By: Lorena Vazquez and Amanda Fotheringham

It is well known that the current economic climate is having negative impacts on both the environment and communities. Considering this context, two research projects are being developed, one seeks to prevent the loss of environmental services (ES) caused by land clearance through the extension of a ES certification scheme and the other research project explores the social impacts on mining towns caused by the minerals and metal downturn and the resulting decline in industry presence within dependent townships. We will firstly describe the two research projects and their significance and then proceed to briefly provide a summary of the differences and similarities that exist between the two projects.

It is estimated than 60% of the ecosystem services are being degraded or used unsustainably causing significant harm to human well-being (MEA, 2005)  Under these circumstances, the Forest Stewardship Council (FSC) is developing the FSC Ecosystem Service Programme with the aim to integrate a modular certification to guarantee the maintenance and enhancement of specific ES (Figure 1). In order to provide accurate information on a national basis, Lorena Vazquez is carrying out an analysis of ES market-based instruments to determine if the FSC standard is suitable to access to local markets. Throughout the research, demand and supply opportunities have been recognized as key elements for the identification of environmental services that could be integrated to the FSC certification, being carbon sequestration and storage services one of the most convenient. There is still a long way to complete the analysis and matters related to market needs, competition, barriers to entry and regulations will be studied in more detail. When finished, this paper will be a great asset for the elaboration of the national FSC Environmental Service Standard and for national FSC Environmental Services Strategy.


Figure 1. Ecosystem Services (CGIAR 2014)

While the project described above assess environmental impacts, the second project seeks to assess social impacts caused by a sudden and unprecedented downturn in the mining industry. This research project is being carried out by Amanda Fotheringham and it explores the impacts on the townships and communities that support the mines in relation to human well being factors, paying a particular attention to the townships located in the Bowen Basin. The project will further go on to delve into the effects of shifting towards a mobile workforce through Fly-in-Fly-Out and Drive-In-Drive-Out arrangements; a move that will become more prevalent in the future. The future of these townships originally created to support mining operations comes into question and is an issue that is more pressing now than ever with the continued instability of the extractive resource industry. This paper will highlight the need for more research to be conducted and the lack of information and gaps in knowledge that currently exist. Comparative case studies will be utilized both domestic and international in scope to highlight responses from government, communities and firms in the context of the exiting of a monopolist (or oligopolistic) industry from a dependent community. From the use of these comparative case studies a discussion can occur for future policy direction.
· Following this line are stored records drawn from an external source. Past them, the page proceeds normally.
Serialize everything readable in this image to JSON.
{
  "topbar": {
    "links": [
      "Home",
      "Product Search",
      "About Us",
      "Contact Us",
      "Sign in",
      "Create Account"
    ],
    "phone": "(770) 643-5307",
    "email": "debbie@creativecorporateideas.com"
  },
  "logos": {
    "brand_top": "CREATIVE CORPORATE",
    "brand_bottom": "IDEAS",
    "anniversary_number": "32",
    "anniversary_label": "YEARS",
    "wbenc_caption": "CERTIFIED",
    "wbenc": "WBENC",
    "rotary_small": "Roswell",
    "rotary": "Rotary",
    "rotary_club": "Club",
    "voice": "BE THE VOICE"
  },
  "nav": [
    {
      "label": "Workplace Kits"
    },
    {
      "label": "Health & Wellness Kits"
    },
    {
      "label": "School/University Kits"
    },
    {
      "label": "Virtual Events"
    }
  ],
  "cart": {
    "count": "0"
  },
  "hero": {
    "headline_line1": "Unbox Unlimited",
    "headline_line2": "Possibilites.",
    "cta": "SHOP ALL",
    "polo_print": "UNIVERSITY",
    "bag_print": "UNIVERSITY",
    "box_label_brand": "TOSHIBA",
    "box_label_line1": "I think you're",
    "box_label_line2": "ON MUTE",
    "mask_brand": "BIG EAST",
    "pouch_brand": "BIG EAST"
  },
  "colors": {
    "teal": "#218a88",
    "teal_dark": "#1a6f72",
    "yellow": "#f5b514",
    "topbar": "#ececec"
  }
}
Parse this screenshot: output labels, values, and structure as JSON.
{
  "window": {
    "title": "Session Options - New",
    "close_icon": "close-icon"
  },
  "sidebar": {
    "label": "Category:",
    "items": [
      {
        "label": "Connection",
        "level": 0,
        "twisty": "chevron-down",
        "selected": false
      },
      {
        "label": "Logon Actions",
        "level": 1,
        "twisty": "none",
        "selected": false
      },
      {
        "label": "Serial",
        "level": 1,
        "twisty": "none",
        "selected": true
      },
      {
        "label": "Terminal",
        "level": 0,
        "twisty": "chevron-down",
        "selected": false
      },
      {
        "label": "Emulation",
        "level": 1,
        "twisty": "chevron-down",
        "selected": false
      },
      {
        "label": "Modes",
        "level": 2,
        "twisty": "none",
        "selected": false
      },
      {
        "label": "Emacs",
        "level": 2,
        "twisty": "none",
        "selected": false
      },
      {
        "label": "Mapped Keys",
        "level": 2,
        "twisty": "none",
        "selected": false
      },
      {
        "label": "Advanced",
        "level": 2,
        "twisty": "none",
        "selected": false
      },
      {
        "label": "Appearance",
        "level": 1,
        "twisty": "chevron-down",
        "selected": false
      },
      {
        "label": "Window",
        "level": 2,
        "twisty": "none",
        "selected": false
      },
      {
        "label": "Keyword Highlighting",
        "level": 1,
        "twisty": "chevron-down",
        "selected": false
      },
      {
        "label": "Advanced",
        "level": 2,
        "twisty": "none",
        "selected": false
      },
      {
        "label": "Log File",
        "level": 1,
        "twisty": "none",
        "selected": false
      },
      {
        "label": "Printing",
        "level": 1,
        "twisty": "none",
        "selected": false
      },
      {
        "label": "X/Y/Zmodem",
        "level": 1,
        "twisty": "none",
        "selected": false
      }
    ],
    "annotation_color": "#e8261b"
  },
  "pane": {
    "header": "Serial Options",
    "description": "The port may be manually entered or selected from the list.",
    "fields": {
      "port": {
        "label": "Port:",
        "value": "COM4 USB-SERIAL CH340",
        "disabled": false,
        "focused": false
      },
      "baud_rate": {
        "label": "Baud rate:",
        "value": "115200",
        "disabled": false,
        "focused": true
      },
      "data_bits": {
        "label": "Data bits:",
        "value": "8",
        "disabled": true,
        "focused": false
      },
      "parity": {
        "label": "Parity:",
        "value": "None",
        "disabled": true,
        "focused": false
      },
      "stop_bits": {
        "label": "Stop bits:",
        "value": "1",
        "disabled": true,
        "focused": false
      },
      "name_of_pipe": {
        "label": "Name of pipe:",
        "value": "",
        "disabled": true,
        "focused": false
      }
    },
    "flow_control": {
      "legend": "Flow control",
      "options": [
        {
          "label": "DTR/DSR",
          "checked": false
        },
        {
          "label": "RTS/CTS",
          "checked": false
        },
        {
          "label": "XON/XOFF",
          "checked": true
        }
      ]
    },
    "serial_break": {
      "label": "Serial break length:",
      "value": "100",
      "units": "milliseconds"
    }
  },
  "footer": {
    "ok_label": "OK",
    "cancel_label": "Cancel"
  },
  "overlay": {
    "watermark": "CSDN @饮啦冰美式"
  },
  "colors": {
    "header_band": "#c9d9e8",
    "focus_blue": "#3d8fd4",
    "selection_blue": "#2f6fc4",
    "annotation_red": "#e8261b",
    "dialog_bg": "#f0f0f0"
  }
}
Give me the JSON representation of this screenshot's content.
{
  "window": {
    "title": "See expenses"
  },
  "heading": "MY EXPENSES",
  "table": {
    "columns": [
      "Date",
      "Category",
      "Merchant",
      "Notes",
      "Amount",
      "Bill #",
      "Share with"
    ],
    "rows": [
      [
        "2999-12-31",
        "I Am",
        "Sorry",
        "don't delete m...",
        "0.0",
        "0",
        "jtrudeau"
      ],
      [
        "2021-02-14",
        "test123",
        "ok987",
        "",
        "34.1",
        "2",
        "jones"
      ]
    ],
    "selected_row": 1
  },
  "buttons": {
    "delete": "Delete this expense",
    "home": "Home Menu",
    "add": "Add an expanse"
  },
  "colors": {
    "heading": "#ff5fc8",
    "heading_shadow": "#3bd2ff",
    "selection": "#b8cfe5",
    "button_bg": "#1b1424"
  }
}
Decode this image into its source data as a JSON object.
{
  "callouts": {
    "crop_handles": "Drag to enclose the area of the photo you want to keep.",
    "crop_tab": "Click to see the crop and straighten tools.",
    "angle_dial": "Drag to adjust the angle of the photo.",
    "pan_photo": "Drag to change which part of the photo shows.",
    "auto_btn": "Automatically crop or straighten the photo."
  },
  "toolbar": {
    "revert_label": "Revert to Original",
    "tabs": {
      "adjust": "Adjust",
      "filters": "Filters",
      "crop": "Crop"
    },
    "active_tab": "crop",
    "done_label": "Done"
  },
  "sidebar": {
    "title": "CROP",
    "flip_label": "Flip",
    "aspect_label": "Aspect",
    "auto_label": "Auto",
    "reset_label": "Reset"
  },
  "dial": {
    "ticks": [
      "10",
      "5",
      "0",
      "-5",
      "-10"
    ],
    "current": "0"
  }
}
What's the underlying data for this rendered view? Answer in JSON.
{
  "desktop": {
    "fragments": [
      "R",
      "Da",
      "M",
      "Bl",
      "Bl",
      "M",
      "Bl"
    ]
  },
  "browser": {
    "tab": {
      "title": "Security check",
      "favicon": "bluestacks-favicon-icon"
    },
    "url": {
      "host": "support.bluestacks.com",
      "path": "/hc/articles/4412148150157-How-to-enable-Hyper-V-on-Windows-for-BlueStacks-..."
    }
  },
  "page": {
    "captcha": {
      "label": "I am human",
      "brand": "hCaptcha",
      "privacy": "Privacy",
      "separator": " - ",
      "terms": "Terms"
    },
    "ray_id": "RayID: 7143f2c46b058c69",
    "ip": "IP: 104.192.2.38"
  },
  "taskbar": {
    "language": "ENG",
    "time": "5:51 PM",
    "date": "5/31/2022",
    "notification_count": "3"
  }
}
Figure 2. Operating Mines and Local Townships in the Bowen Basin, QLD. (CQU, 2012)

While both research projects are very distinctive in their topics some similarities relating to the method, type of data collection and type of analysis do exist. Lorena and Amanda are using secondary data to collate their information, because both have recognized that collecting primary data for a research project with a 12-week time frame is not feasible. The data and information collected is being done so in a systematic method, with a formulated and exhaustive approach to research being implemented. Another similarity that exists between the two projects is the use of both quantitative and qualitative analysis. While both researchers will explore those concepts and ideas that cannot be measured they will also implore the use of statistics. Lorena is utilizing quantitative analysis through the pricing and costs of ES certification to land-owners and, Amanda, through the use of past census’ and existing information in regards to mining communities.

In contrast to the similarity of the research method, there are significant differences between both projects in their research questions, development and scope. Lorena’s project has changed since it was first framed, it initially sought to identify and compare different ES certification schemes around the world with the objective to determine the accessibility of FSC to ES certification. Despite the objective not changing, the scope and the means by which it will source its answers have. It will be now a hypothesis testing research focused on a local analysis of the ES markets, this will provide quicker answers to determine the suitability of FSC for ES certification locally, which is of high priority for the partner organization, FSC Australia. While, Amanda’s project hasn’t changed due to the nature of the internship and continues to be focused on a comparative case study that utilizes both international and domestic studies.

We have discussed the nature of our projects and the susceptibility of change especially when working with an organization that may have divergent opinions and views. Environmental research requires an adaptive approach especially when facing gaps in knowledge and information. On encountering such setbacks it is important to reassess and at times change the questions that need to be asked and even the direction of the project. These impediments only further highlight the necessity for further research and development in our chosen project areas.


Central Queensland University, 2012, Mining Communities Research Exchange. Accessed 5th April 2016. Available from:

CGIAR Research Program on Water, Land and Ecosystems (WLE), 2014, Ecosystem services and resilience framework. Colombo, Sri Lanka: International Water Management Institute (IWMI). CGIAR Research Program on Water, Land and Ecosystems (WLE). 46p. doi: 10.5337/2014.229

Millennium Ecosystem Assessment 2005, Ecosystems and Human Well-being: Synthesis. Island Press, Washington, DC.